If the ZPA (zone of polarizing activity) is transplanted from the posterior margin of one limb bud to the anterior margin of another, what develops?
AThe host limb develops normally — the ectopic ZPA has no effect
BA mirror-image duplication of digits forms, with the ectopic ZPA inducing posterior-type digits (like digit 4 and 5) at the anterior margin, producing a limb with digits arranged 5-4-3-2-3-4-5
CThe entire limb bud degenerates due to conflicting signals
DA second complete limb grows from the transplant site
This classic experiment by Saunders and Gasseling (1968) demonstrated that the ZPA is the source of anterior-posterior patterning information. The ZPA produces Sonic Hedgehog (Shh), which forms a posterior-to-anterior gradient that specifies digit identity. Transplanting the ZPA to the anterior creates a second, opposing Shh gradient, producing mirror-duplicated digits. Cells near either ZPA receive high Shh and become posterior digits (4, 5); cells between the two sources receive intermediate levels and form digit 3. This experiment proved that a single morphogen gradient can specify the identity of five different digits.
Question 2 True / False
The AER (apical ectodermal ridge) is required only for the initial stages of limb outgrowth; once the limb bud is established, removing the AER has no effect.
TTrue
FFalse
Answer: False
Removing the AER at progressively later stages produces progressively more complete but still truncated limbs. Early removal produces a limb with only a humerus; later removal produces humerus + radius/ulna; even later removal produces those plus some carpals but no digits. This demonstrates that the AER is continuously required for distal outgrowth — FGF signals from the AER maintain the underlying mesenchyme in a proliferative, undifferentiated state. As the limb grows, proximal structures differentiate first (they are farthest from the AER's FGF signal), while distal structures form last. Removing the AER at any point truncates all structures that have not yet been specified.
Question 3 Short Answer
How do the AER, ZPA, and dorsal ectoderm maintain each other through reciprocal signaling?
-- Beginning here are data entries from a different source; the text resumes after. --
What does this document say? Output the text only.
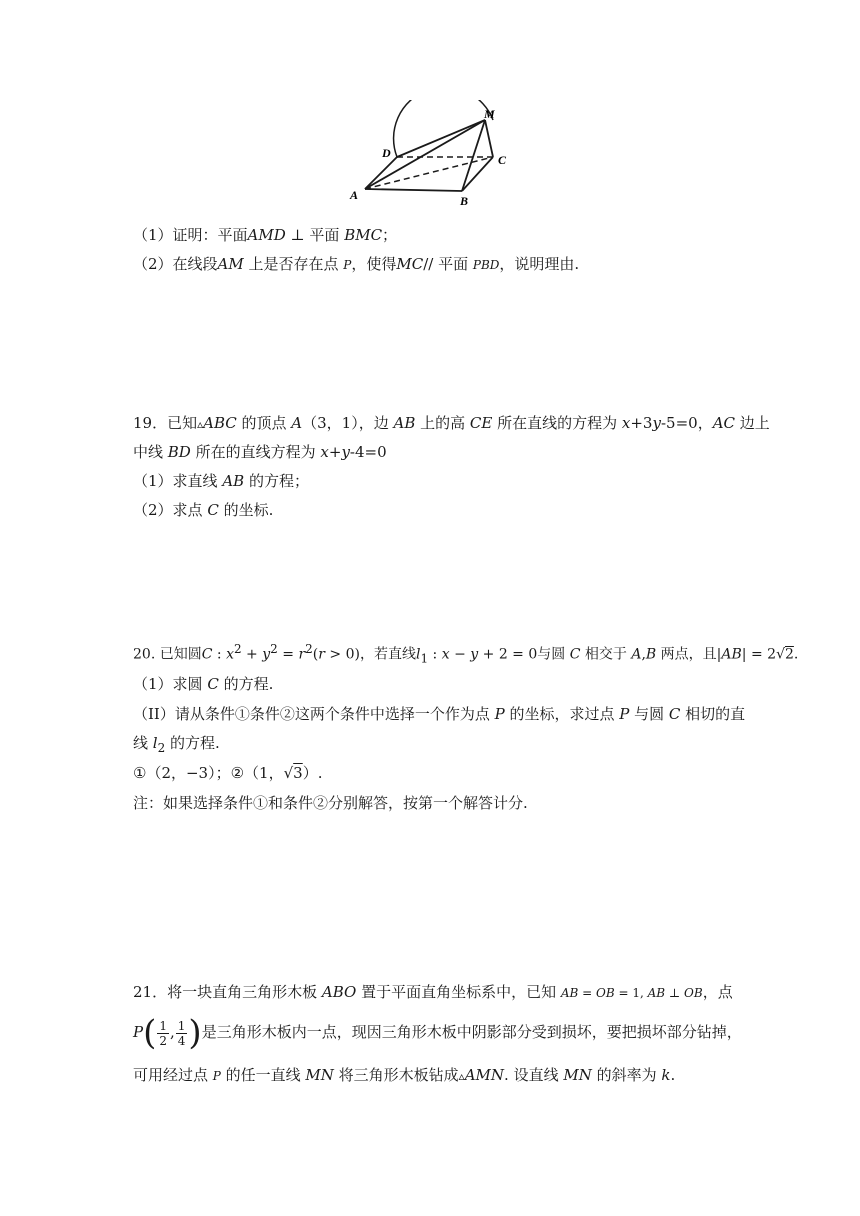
M
D	C
A	B
（1）证明：平面AMD ⊥ 平面 BMC；
（2）在线段AM 上是否存在点 P，使得MC// 平面 PBD，说明理由.
19．已知▵ABC 的顶点 A（3，1），边 AB 上的高 CE 所在直线的方程为 x+3y-5=0，AC 边上
中线 BD 所在的直线方程为 x+y-4=0
（1）求直线 AB 的方程；
（2）求点 C 的坐标.
20. 已知圆C : $x^2 + y^2 = r^2(r > 0)$，若直线$l_1$ : x − y + 2 = 0与圆 C 相交于 A,B 两点，且|AB| = 2√2.
（1）求圆 C 的方程.
（II）请从条件①条件②这两个条件中选择一个作为点 P 的坐标，求过点 P 与圆 C 相切的直
线 $l_2$ 的方程.
①（2，−3）；②（1，√3）.
注：如果选择条件①和条件②分别解答，按第一个解答计分.
21．将一块直角三角形木板 ABO 置于平面直角坐标系中，已知 AB = OB = 1, AB ⊥ OB，点
$P( \frac{1}{2}$ , $\frac{1}{4}$ )是三角形木板内一点，现因三角形木板中阴影部分受到损坏，要把损坏部分钻掉，
可用经过点 P 的任一直线 MN 将三角形木板钻成▵AMN. 设直线 MN 的斜率为 k.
Think about your answer, then reveal below.
Model answer: The three signaling centers form a mutually reinforcing loop: FGF from the AER maintains Shh expression in the ZPA; Shh from the ZPA maintains FGF expression in the posterior AER (via Gremlin-mediated BMP inhibition); and Wnt7a from the dorsal ectoderm maintains Shh expression in the ZPA. Disrupting any one center collapses the others. For example, removing the AER eliminates FGF, which leads to loss of Shh in the ZPA, which leads to loss of posterior AER maintenance — the entire patterning system disintegrates. This reciprocal dependence ensures that limb growth and patterning are tightly coordinated and that all three axes are specified simultaneously.
This tripartite signaling loop is a beautiful example of developmental robustness through interdependence. The mutual maintenance ensures that the patterning system operates as a coherent unit — you cannot pattern one axis without the others, preventing malformed partial limbs.